Run2 Run2 - 4 months ago 36
Scala Question

How to get StratifiedKFold in Scala Spark MLLib

I searched a bit and not finding any - wrote a StratifiedKFold method which can be used with Scala, Spark (MLlib). I am posting the answer below

Answer
def StratifiedKFold(nSamples: Int, k: Int, labels: List[Int],shuffle: Boolean = false):  (Map[Int,List[List[Int]]],Int)= {

    var idxs = (0 until nSamples).toArray
    val unqLabels = labels.distinct
    val noOfLabels = unqLabels.length

    val idxsbylabel = idxs.groupBy { x => labels(x) }
    var stratifiedidxs: Map[Int,List[List[Int]]] = Map(1 -> List(List(1))) 

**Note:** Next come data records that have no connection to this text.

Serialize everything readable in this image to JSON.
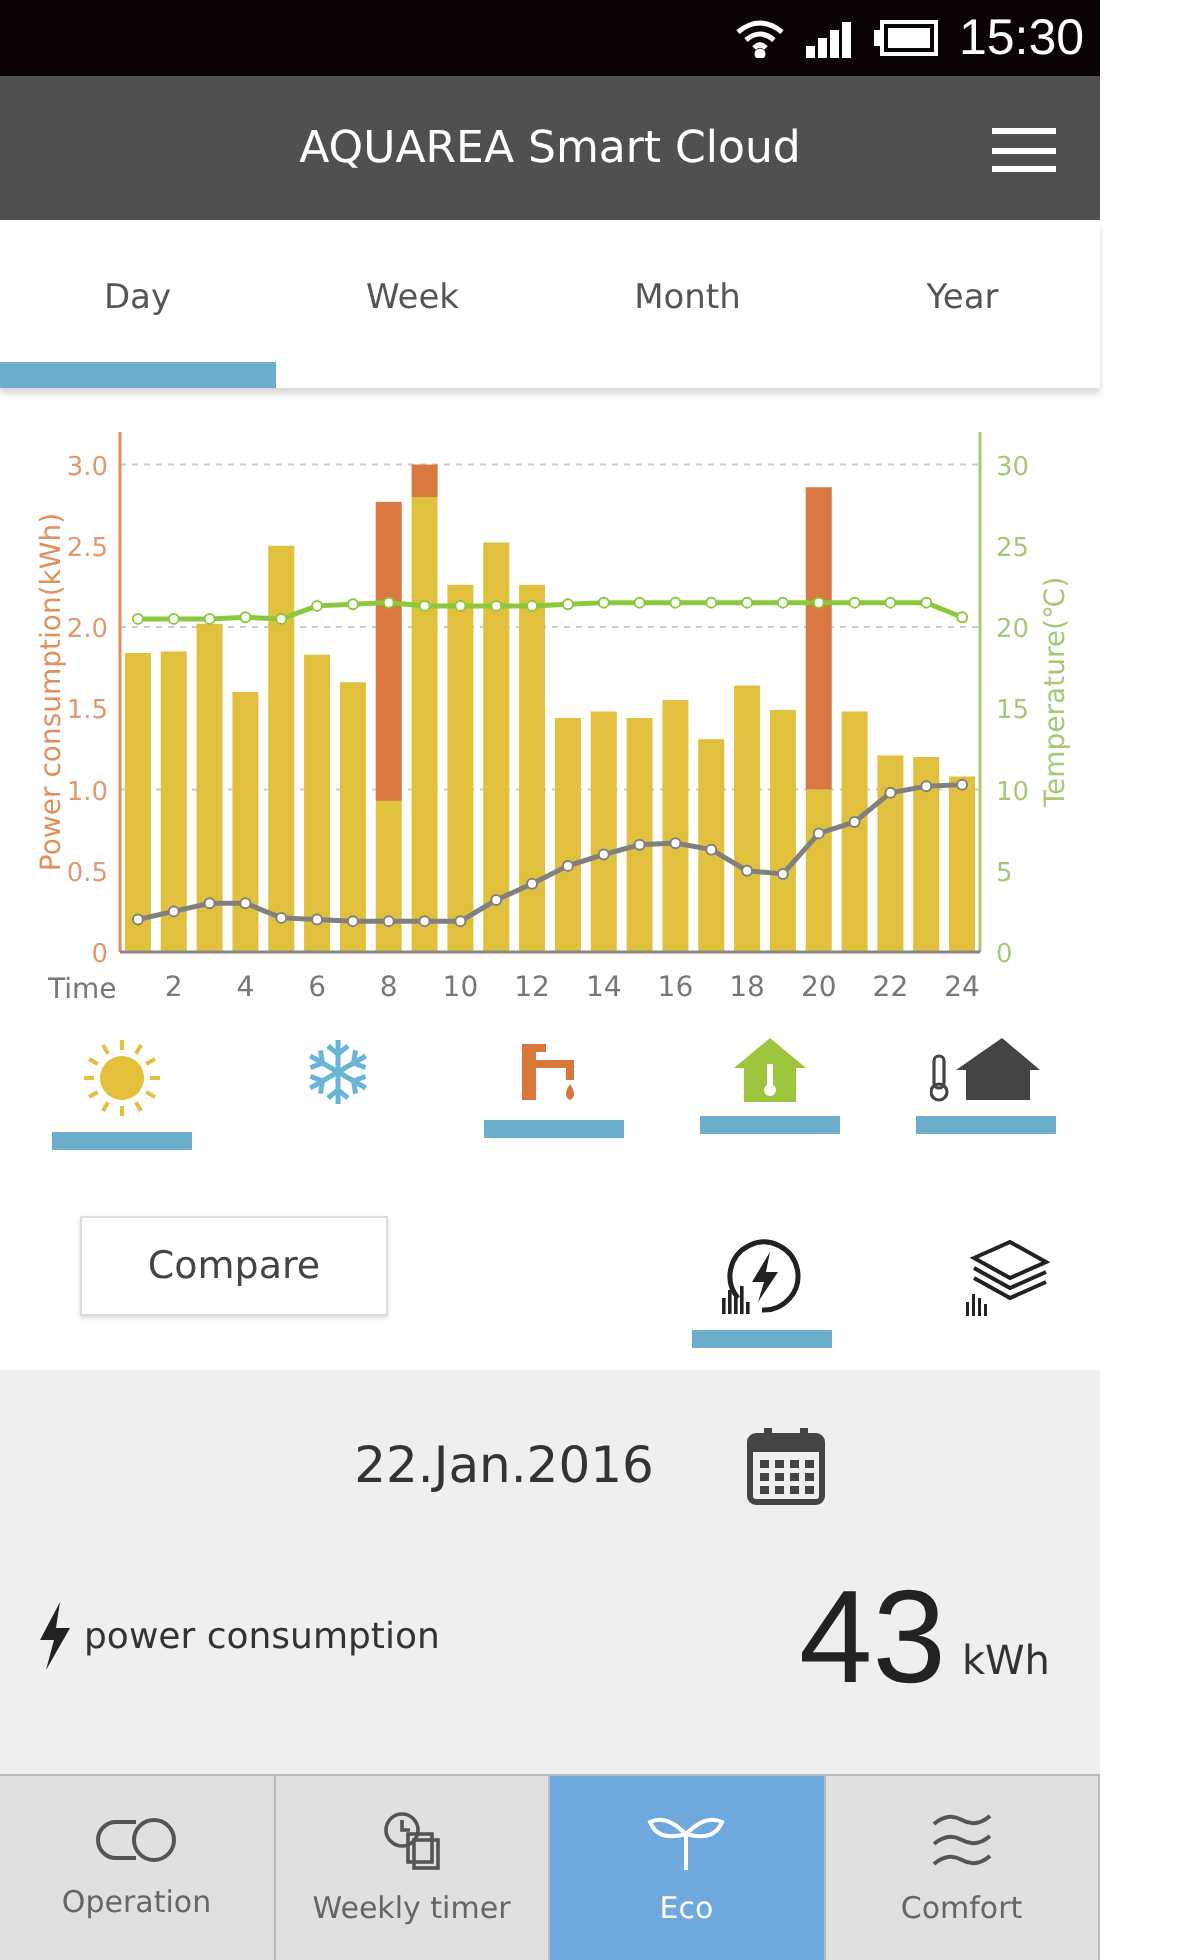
{
  "status_bar": {
    "time": "15:30"
  },
  "header": {
    "title": "AQUAREA Smart Cloud"
  },
  "tabs": [
    {
      "label": "Day",
      "selected": true
    },
    {
      "label": "Week",
      "selected": false
    },
    {
      "label": "Month",
      "selected": false
    },
    {
      "label": "Year",
      "selected": false
    }
  ],
  "chart_data": {
    "type": "bar",
    "stacked": true,
    "grid": true,
    "xlabel": "Time",
    "ylabel": "Power consumption(kWh)",
    "y2label": "Temperature(℃)",
    "xlim": [
      0.5,
      24.5
    ],
    "x": [
      1,
      2,
      3,
      4,
      5,
      6,
      7,
      8,
      9,
      10,
      11,
      12,
      13,
      14,
      15,
      16,
      17,
      18,
      19,
      20,
      21,
      22,
      23,
      24
    ],
    "xticks": [
      2,
      4,
      6,
      8,
      10,
      12,
      14,
      16,
      18,
      20,
      22,
      24
    ],
    "ylim": [
      0,
      3.2
    ],
    "yticks": [
      {
        "value": 0,
        "label": "0"
      },
      {
        "value": 0.5,
        "label": "0.5"
      },
      {
        "value": 1,
        "label": "1.0"
      },
      {
        "value": 1.5,
        "label": "1.5"
      },
      {
        "value": 2,
        "label": "2.0"
      },
      {
        "value": 2.5,
        "label": "2.5"
      },
      {
        "value": 3,
        "label": "3.0"
      }
    ],
    "y2lim": [
      0,
      32
    ],
    "y2ticks": [
      0,
      5,
      10,
      15,
      20,
      25,
      30
    ],
    "series": [
      {
        "color": "#e0c03c",
        "values": [
          1.84,
          1.85,
          2.02,
          1.6,
          2.5,
          1.83,
          1.66,
          0.93,
          2.8,
          2.26,
          2.52,
          2.26,
          1.44,
          1.48,
          1.44,
          1.55,
          1.31,
          1.64,
          1.49,
          1.0,
          1.48,
          1.21,
          1.2,
          1.08
        ]
      },
      {
        "color": "#d97840",
        "values": [
          null,
          null,
          null,
          null,
          null,
          null,
          null,
          1.84,
          0.2,
          null,
          null,
          null,
          null,
          null,
          null,
          null,
          null,
          null,
          null,
          1.86,
          null,
          null,
          null,
          null
        ]
      },
      {
        "color": "#8cc83c",
        "axis": "y2",
        "type": "line",
        "marker": "circle",
        "values": [
          20.5,
          20.5,
          20.5,
          20.6,
          20.5,
          21.3,
          21.4,
          21.5,
          21.3,
          21.3,
          21.3,
          21.3,
          21.4,
          21.5,
          21.5,
          21.5,
          21.5,
          21.5,
          21.5,
          21.5,
          21.5,
          21.5,
          21.5,
          20.6
        ]
      },
      {
        "color": "#808080",
        "axis": "y2",
        "type": "line",
        "marker": "circle",
        "values": [
          2,
          2.5,
          3,
          3,
          2.1,
          2,
          1.9,
          1.9,
          1.9,
          1.9,
          3.2,
          4.2,
          5.3,
          6,
          6.6,
          6.7,
          6.3,
          5,
          4.8,
          7.3,
          8,
          9.8,
          10.2,
          10.3
        ]
      }
    ]
  },
  "legend": [
    {
      "kind": "heat",
      "selected": true
    },
    {
      "kind": "cool",
      "selected": false
    },
    {
      "kind": "tank",
      "selected": true
    },
    {
      "kind": "indoor",
      "selected": true
    },
    {
      "kind": "outdoor",
      "selected": true
    }
  ],
  "compare_button": "Compare",
  "views": [
    {
      "kind": "power",
      "selected": true
    },
    {
      "kind": "stack",
      "selected": false
    }
  ],
  "summary": {
    "date": "22.Jan.2016",
    "label": "power consumption",
    "value": "43",
    "unit": "kWh"
  },
  "nav": [
    {
      "kind": "operation",
      "label": "Operation",
      "selected": false
    },
    {
      "kind": "timer",
      "label": "Weekly timer",
      "selected": false
    },
    {
      "kind": "eco",
      "label": "Eco",
      "selected": true
    },
    {
      "kind": "comfort",
      "label": "Comfort",
      "selected": false
    }
  ]
}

    for ( i <- 0 to noOfLabels-1){
        val labelsgroup_i_arr = if(shuffle) bshuffle(idxsbylabel(i).toArray) else idxsbylabel(i).toArray
        val noOfParts = if(labelsgroup_i_arr.length%k==0) labelsgroup_i_arr.length/k else (labelsgroup_i_arr.length/k)+1
        val labelsgroup_i_lst = List.concat(labelsgroup_i_arr)
        stratifiedidxs = stratifiedidxs + (i -> labelsgroup_i_lst.grouped(noOfParts).toList)
    }
    (stratifiedidxs,noOfLabels)
}